Some of my earliest childhood memories are of the summers spent with my father camping with his troop of Boy Scouts in upstate New York. At camp every day was a new adventure filled with the smells of wood fires, pine trees, the earthy scent of forest floor, and catfish being fried in a skillet. I learned many skills at camp such as catching and cleaning a catfish, how to paddle a canoe, as well as learning to swim. I view the outdoors as a big classroom where we learn about ourselves and the world around us. We discover how to live, and how to survive and in the process learn about who we are and what we are capable of. All the lessons my father taught me about the outdoors remain as indispensable today as they were then. I plan to pass these skills on to my grandchildren when they are ready.
I recall feeling that my world made sense to me while at camp. We worked on the basics skills like chopping firewood so we could cook our food and stay warm at night. We fished so we would have a variety of things to eat for dinner, and we slept out under the stars so we could observe the starry night sky and wonder about the vast universe and all its beauty. At home, I did not see my day to day routines as being quite a meaningful. The food never tasted as good, and the sky was never as clear. So began my love affair with the Great Outdoors.
In retrospect; I guess it is not so surprising that I now own an Adventure Travel company. I love helping people create unforgettable outdoors experiences of their own. I had never planned to be an Adventure Travel professional. I just always remained receptive to opportunities as they came my way to travel and to spend time in nature. Being in nature brought me closer to that feeling I had as a child, the feeling that I was connected to everything around me and where everything made perfect sense.

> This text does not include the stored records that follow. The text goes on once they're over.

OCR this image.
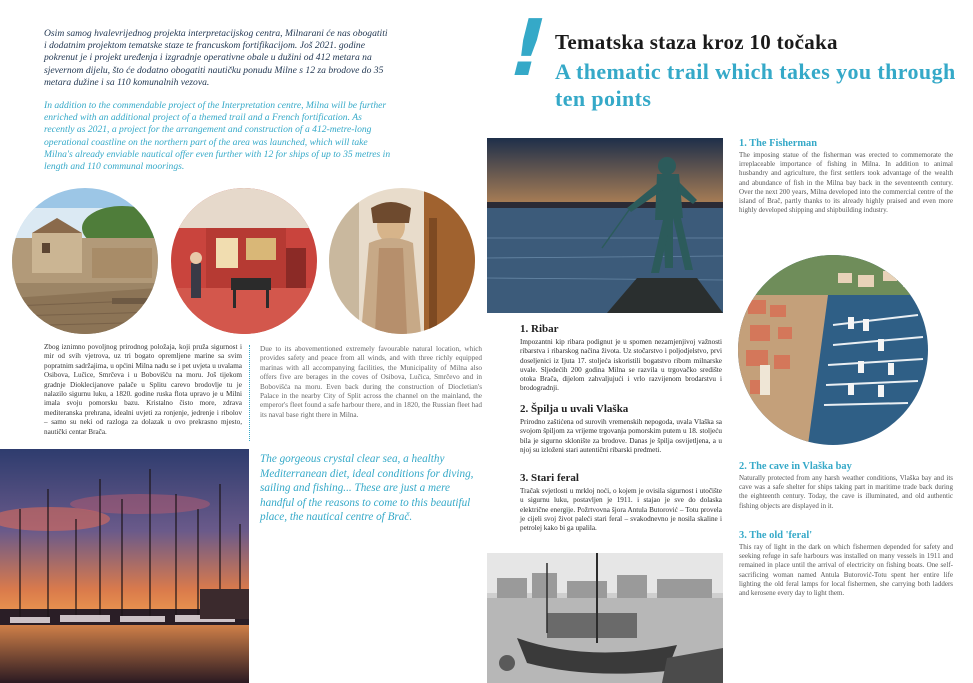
Osim samog hvalevrijednog projekta interpretacijskog centra, Milnarani će nas obogatiti i dodatnim projektom tematske staze te francuskom fortifikacijom. Još 2021. godine pokrenut je i projekt uređenja i izgradnje operativne obale u dužini od 412 metara na sjevernom dijelu, što će dodatno obogatiti nautičku ponudu Milne s 12 za brodove do 35 metara dužine i sa 110 komunalnih vezova.
In addition to the commendable project of the Interpretation centre, Milna will be further enriched with an additional project of a themed trail and a French fortification. As recently as 2021, a project for the arrangement and construction of a 412-metre-long operational coastline on the northern part of the area was launched, which will take Milna's already enviable nautical offer even further with 12 for ships of up to 35 metres in length and 110 communal moorings.
Zbog iznimno povoljnog prirodnog položaja, koji pruža sigurnost i mir od svih vjetrova, uz tri bogato opremljene marine sa svim popratnim sadržajima, u općini Milna nađu se i pet uvjeta u uvalama Osibova, Lučice, Smrčeva i u Bobovišću na moru. Još tijekom gradnje Dioklecijanove palače u Splitu carevo brodovlje tu je nalazilo sigurnu luku, a 1820. godine ruska flota upravo je u Milni imala svoju pomorsku bazu. Kristalno čisto more, zdrava mediteranska prehrana, idealni uvjeti za ronjenje, jedrenje i ribolov – samo su neki od razloga za dolazak u ovo prekrasno mjesto, nautički centar Brača.
Due to its abovementioned extremely favourable natural location, which provides safety and peace from all winds, and with three richly equipped marinas with all accompanying facilities, the Municipality of Milna also offers five are berages in the coves of Osibova, Lučica, Smrčevo and in Bobovišća na moru. Even back during the construction of Diocletian's Palace in the nearby City of Split across the channel on the mainland, the emperor's fleet found a safe harbour there, and in 1820, the Russian fleet had its naval base right there in Milna.
The gorgeous crystal clear sea, a healthy Mediterranean diet, ideal conditions for diving, sailing and fishing... These are just a mere handful of the reasons to come to this beautiful place, the nautical centre of Brač.
!
Tematska staza kroz 10 točaka
A thematic trail which takes you through ten points
1. Ribar
Impozantni kip ribara podignut je u spomen nezamjenjivoj važnosti ribarstva i ribarskog načina života. Uz stočarstvo i poljodjelstvo, prvi doseljenici iz Ijuta 17. stoljeća iskoristili bogatstvo ribom milnarske uvale. Sljedećih 200 godina Milna se razvila u trgovačko središte otoka Brača, dijelom zahvaljujući i vrlo razvijenom brodarstvu i brodogradnji.
2. Špilja u uvali Vlaška
Prirodno zaštićena od surovih vremenskih nepogoda, uvala Vlaška sa svojom špiljom za vrijeme trgovanja pomorskim putem u 18. stoljeću bila je sigurno sklonište za brodove. Danas je špilja osvijetljena, a u njoj su izloženi stari autentični ribarski predmeti.
3. Stari feral
Tračak svjetlosti u mrklој noći, o kojem je ovisila sigurnost i utočište u sigurnu luku, postavljen je 1911. i stajao je sve do dolaska električne energije. Požrtvovna šjora Antula Butorović – Totu provela je cijeli svoj život paleći stari feral – svakodnevno je nosila skaline i petrolej kako bi ga upalila.
1. The Fisherman
The imposing statue of the fisherman was erected to commemorate the irreplaceable importance of fishing in Milna. In addition to animal husbandry and agriculture, the first settlers took advantage of the wealth and abundance of fish in the Milna bay back in the seventeenth century. Over the next 200 years, Milna developed into the commercial centre of the island of Brač, partly thanks to its already highly praised and even more highly developed shipping and shipbuilding industry.
2. The cave in Vlaška bay
Naturally protected from any harsh weather conditions, Vlaška bay and its cave was a safe shelter for ships taking part in maritime trade back during the eighteenth century. Today, the cave is illuminated, and old authentic fishing objects are displayed in it.
3. The old 'feral'
This ray of light in the dark on which fishermen depended for safety and seeking refuge in safe harbours was installed on many vessels in 1911 and remained in place until the arrival of electricity on fishing boats. One self-sacrificing woman named Antula Butorović-Totu spent her entire life lighting the old feral lamps for local fishermen, she carrying both ladders and kerosene every day to light them.
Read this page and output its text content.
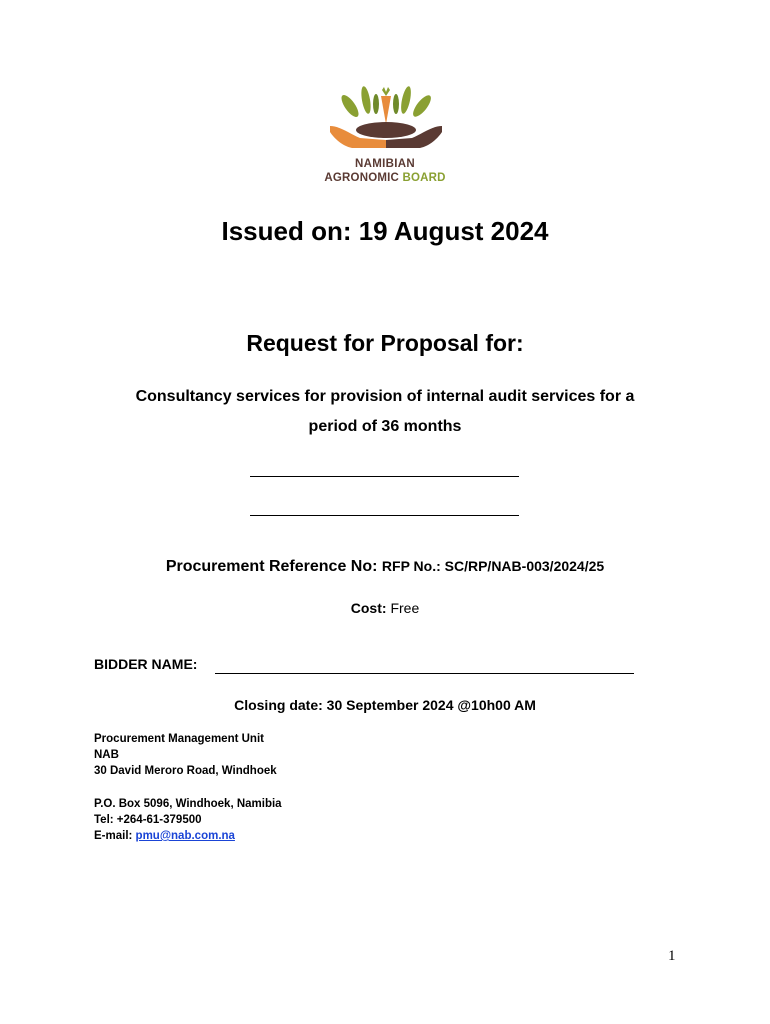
NAMIBIAN
AGRONOMIC BOARD
Issued on: 19 August 2024
Request for Proposal for:
Consultancy services for provision of internal audit services for a
period of 36 months
Procurement Reference No: RFP No.: SC/RP/NAB-003/2024/25
Cost: Free
BIDDER NAME:
Closing date: 30 September 2024 @10h00 AM
Procurement Management Unit
NAB
30 David Meroro Road, Windhoek
P.O. Box 5096, Windhoek, Namibia
Tel: +264-61-379500
E-mail: pmu@nab.com.na
1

So why do we crave adventure in our lives? I know that for me, the feeling of seeing a mountain vista for the first time, or connecting with a lively salmon and feeling its strength, makes me feel more alive. Perhaps it is not death we fear, but rather the fear of not living life to its fullest. When I return home from an adventure, be it scuba diving in Panama, or hiking up a glacier in Alaska, I see myself differently. I notice my eyes are clearer and wider, and my skin looks healthy. But most of all I feel connected…I feel at peace.